From 1995-2004, he directed the Center for Millennial Studies at Boston University which held annual conferences and published an online journal, Journal of Millennial Studies. This involvement refocused his work on millennialism the world over and in different time periods, and has resulted in the Encyclopedia of Millennialism and Millennial Movements, (Berkshire Reference Works; Routledge, NY, 2000); Heaven on Earth: The Varieties of the Millennial Experience (Oxford U. Press, 2011), and The Paranoid Apocalypse: A Hundred-Year Retrospective on the Protocols of the Elders of Zion (NYU Press, 2011).

His work on the apocalyptic currents that built up during the approach to 2000 has led him to focus on Global Jihad as an apocalyptic millennial movement, whose relationship to the internet may parallel that of Protestantism to printing, and whose active cataclysmic apocalyptic scenario (Destroy the world to save it), makes it potentially one of the most dangerous apocalyptic movements on record.
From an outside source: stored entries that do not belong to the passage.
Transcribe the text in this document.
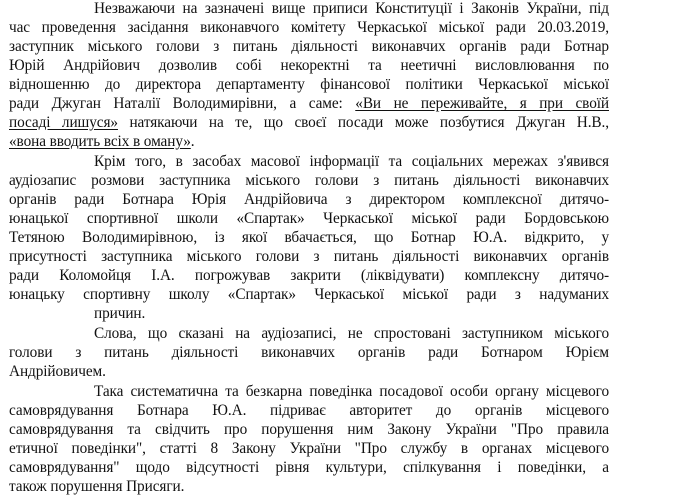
Незважаючи на зазначені вище приписи Конституції і Законів України, під
час проведення засідання виконавчого комітету Черкаської міської ради 20.03.2019,
заступник міського голови з питань діяльності виконавчих органів ради Ботнар
Юрій Андрійович дозволив собі некоректні та неетичні висловлювання по
відношенню до директора департаменту фінансової політики Черкаської міської
ради Джуган Наталії Володимирівни, а саме: «Ви не переживайте, я при своїй
посаді лишуся» натякаючи на те, що своєї посади може позбутися Джуган Н.В.,
«вона вводить всіх в оману».
Крім того, в засобах масової інформації та соціальних мережах з'явився
аудіозапис розмови заступника міського голови з питань діяльності виконавчих
органів ради Ботнара Юрія Андрійовича з директором комплексної дитячо-
юнацької спортивної школи «Спартак» Черкаської міської ради Бордовською
Тетяною Володимирівною, із якої вбачається, що Ботнар Ю.А. відкрито, у
присутності заступника міського голови з питань діяльності виконавчих органів
ради Коломойця І.А. погрожував закрити (ліквідувати) комплексну дитячо-
юнацьку спортивну школу «Спартак» Черкаської міської ради з надуманих
причин.
Слова, що сказані на аудіозаписі, не спростовані заступником міського
голови з питань діяльності виконавчих органів ради Ботнаром Юрієм
Андрійовичем.
Така систематична та безкарна поведінка посадової особи органу місцевого
самоврядування Ботнара Ю.А. підриває авторитет до органів місцевого
самоврядування та свідчить про порушення ним Закону України "Про правила
етичної поведінки", статті 8 Закону України "Про службу в органах місцевого
самоврядування" щодо відсутності рівня культури, спілкування і поведінки, а
також порушення Присяги.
In addition to his courses on medieval history, he offered courses on

Europe and the Millennium,

Communications Revolutions from Language to Cyberspace

Honor-shame culture Middle Ages, Middle East

The Biblical origins of the Democracy.

In 2011, he is a fellow at the International Consortium on Research in the Humanities at Alexander University, Erlangen, Germany. There he is working on the study with which his medieval work first began, the history of the “sabbatical millennium” with its expectation of the messianic kingdom in the year 6000 from the creation of the world: While God Tarried: Demotic Millennialism from Jesus to the Peace of God, 33-1033.

In 2005 he launched a media-oversight project called The Second Draft in order to look at what the news media calls their “first draft of history.” Since January 2005 he has been blogging at The Augean Stables, a name chosen to describe the current condition of the Mainstream News Media (MSNM) in the West.
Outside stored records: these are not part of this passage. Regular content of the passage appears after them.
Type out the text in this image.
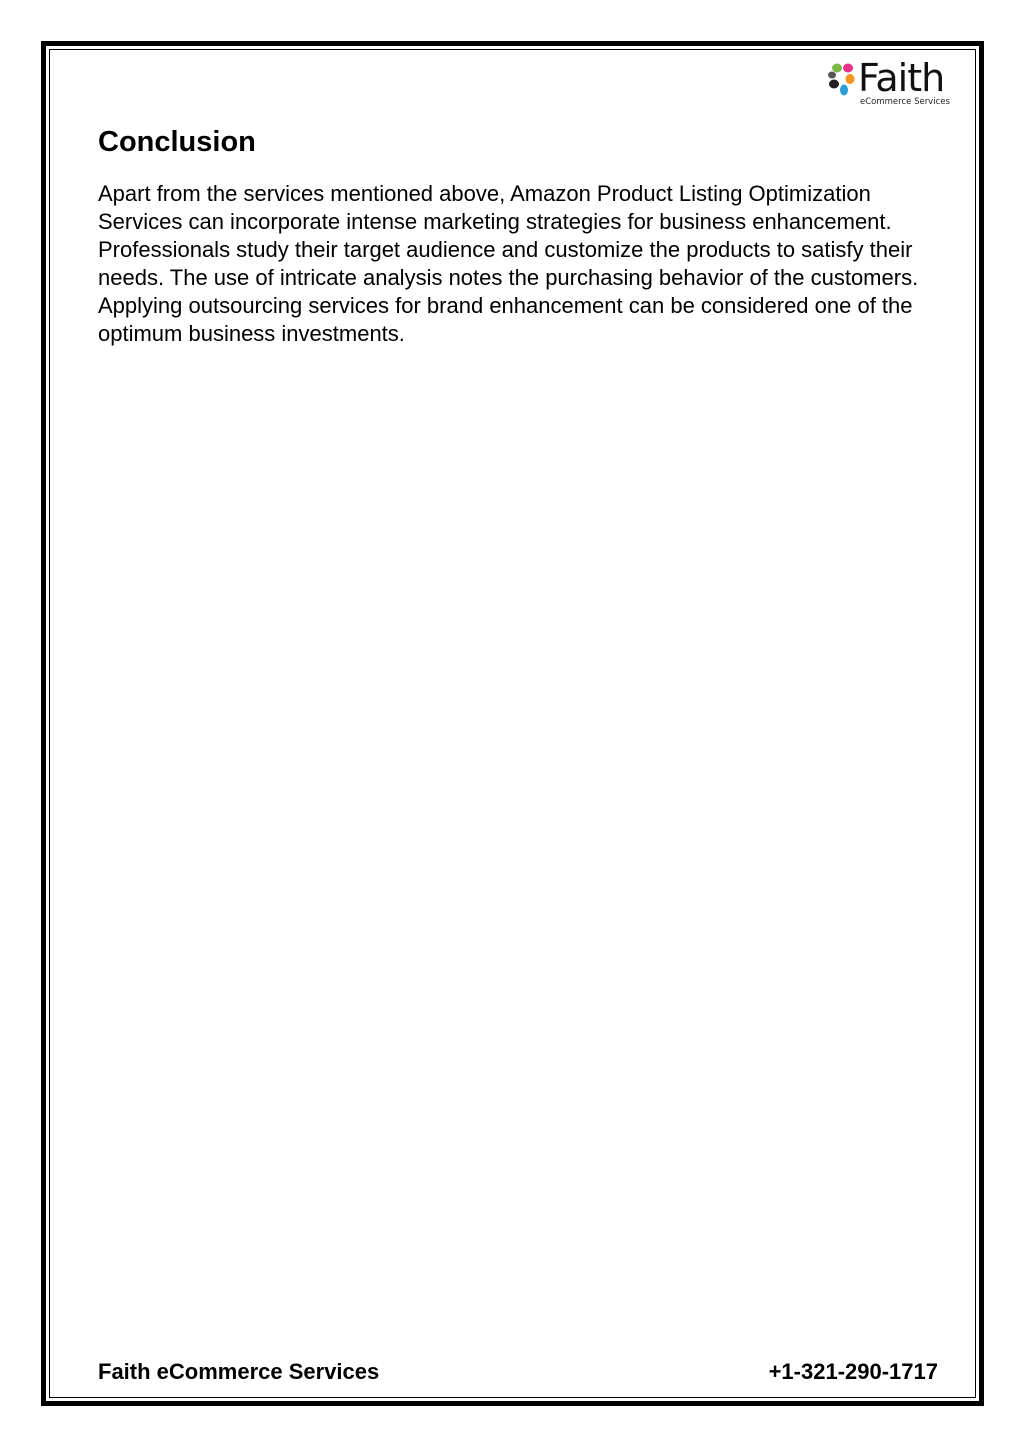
Faith
eCommerce Services
Conclusion

Apart from the services mentioned above, Amazon Product Listing Optimization Services can incorporate intense marketing strategies for business enhancement. Professionals study their target audience and customize the products to satisfy their needs. The use of intricate analysis notes the purchasing behavior of the customers. Applying outsourcing services for brand enhancement can be considered one of the optimum business investments.

Faith eCommerce Services	+1-321-290-1717
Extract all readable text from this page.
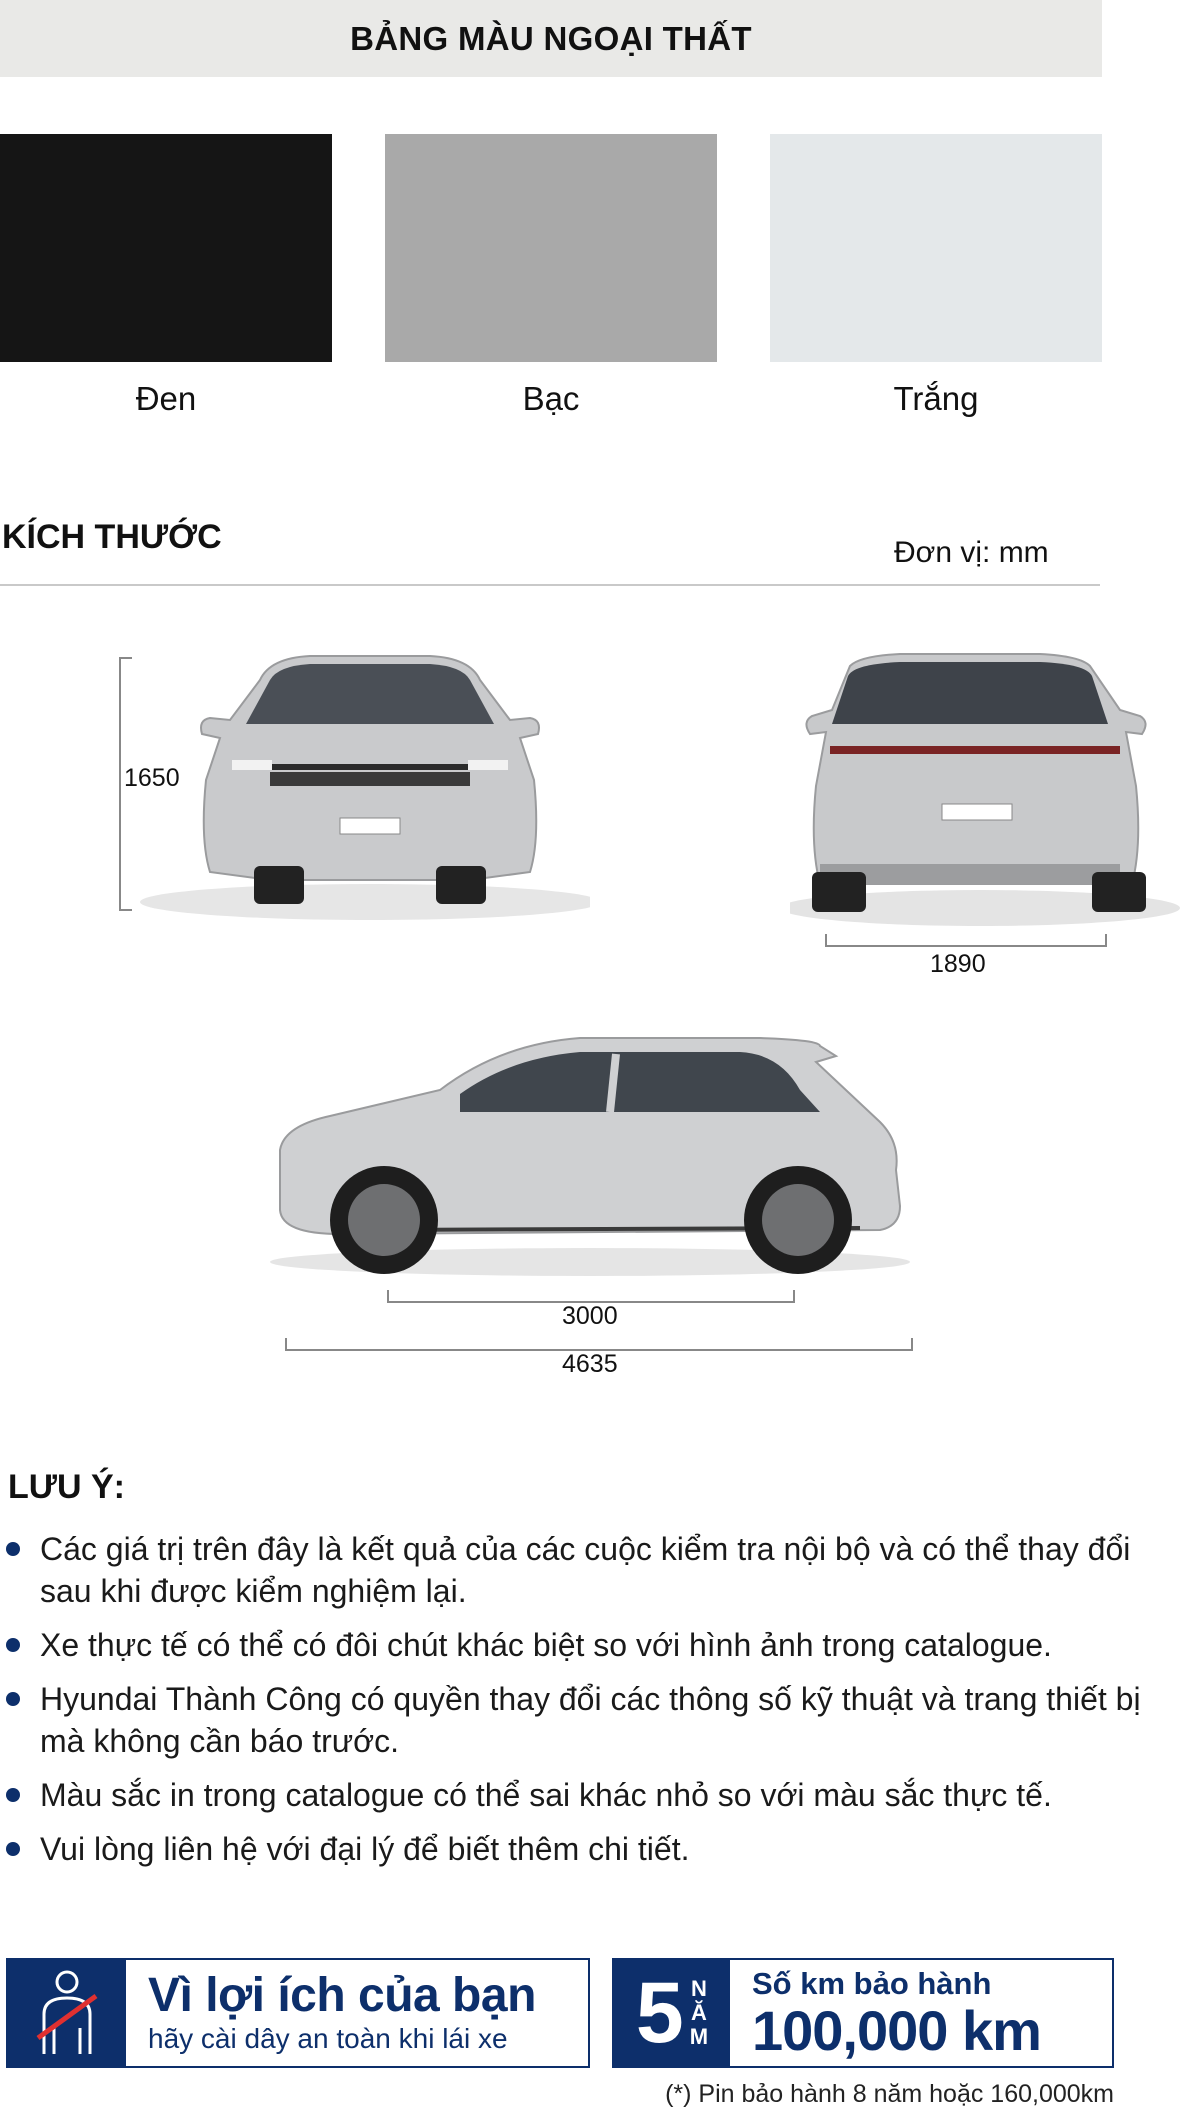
BẢNG MÀU NGOẠI THẤT
Đen	Bạc	Trắng
KÍCH THƯỚC	Đơn vị: mm
1650
1890
3000
4635
LƯU Ý:
Các giá trị trên đây là kết quả của các cuộc kiểm tra nội bộ và có thể thay đổi sau khi được kiểm nghiệm lại.
Xe thực tế có thể có đôi chút khác biệt so với hình ảnh trong catalogue.
Hyundai Thành Công có quyền thay đổi các thông số kỹ thuật và trang thiết bị mà không cần báo trước.
Màu sắc in trong catalogue có thể sai khác nhỏ so với màu sắc thực tế.
Vui lòng liên hệ với đại lý để biết thêm chi tiết.
Vì lợi ích của bạn
hãy cài dây an toàn khi lái xe	5 N
Ă
M
Số km bảo hành
100,000 km
(*) Pin bảo hành 8 năm hoặc 160,000km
As a result of this work on the MSNM, he has come to understand the role of cognitive warfare in the campaign of apocalyptic Jihad against the West in the 21st century, and the abysmal record of the West in defending itself in this critical theater of War. He plans a book addressing these issues tentatively entitled They’re so Smart cause We’re so Stupid: A Medievalist’s Guide to the 21st Century. 

Books

  • Landes, Richard A.; Head, Thomas J. (eds.) (1987). Essays on the Peace of God : the church and the people in eleventh-century France. Waterloo, Ontario: Waterloo University. OCLC18039359.
  • Landes, Richard A.; Paupert, Catherine (trans.) (1991). Naissance d'Apôtre: Les origines de la Vita prolixior de Saint Martial de Limoges au XIe siècle. Turnhout, Belgium: Brepols. 9782503500454.
  • Landes, Richard A.; Head, Thomas J. (eds.) (1992). The Peace of God: social violence and religious response in France around the year 1000. Ithaca, N.Y: Cornell University Press. ISBN 080142741X.
  • Landes, Richard A. (1995). Relics, apocalypse, and the deceits of history: Ademar of Chabannes, 989-1034. Cambridge: Harvard University Press. ISBN 0674755308.
  • Landes, Richard A. (ed.) (2000). Encyclopedia of millennialism and millennial movements. New York: Routledge. ISBN 0415922461.
  • Landes, Richard A.; Van Meter, David C.; Gow, Andrew Sydenham Farrar (2003). The apocalyptic year 1000: religious expectation and social change, 950-1050. Oxford: Oxford University Press. ISBN 0195111915.
  • Landes, Richard A. (2011). Heaven on Earth: The Varieties of the Millennial Experience. Oxford: Oxford University Press.
  • Landes, Richard A.; Katz, Stephen (eds.). The Paranoid Apocalypse: A Hundred Year Retrospective on The Protocols of the Elders of Zion. New York: New York University Press.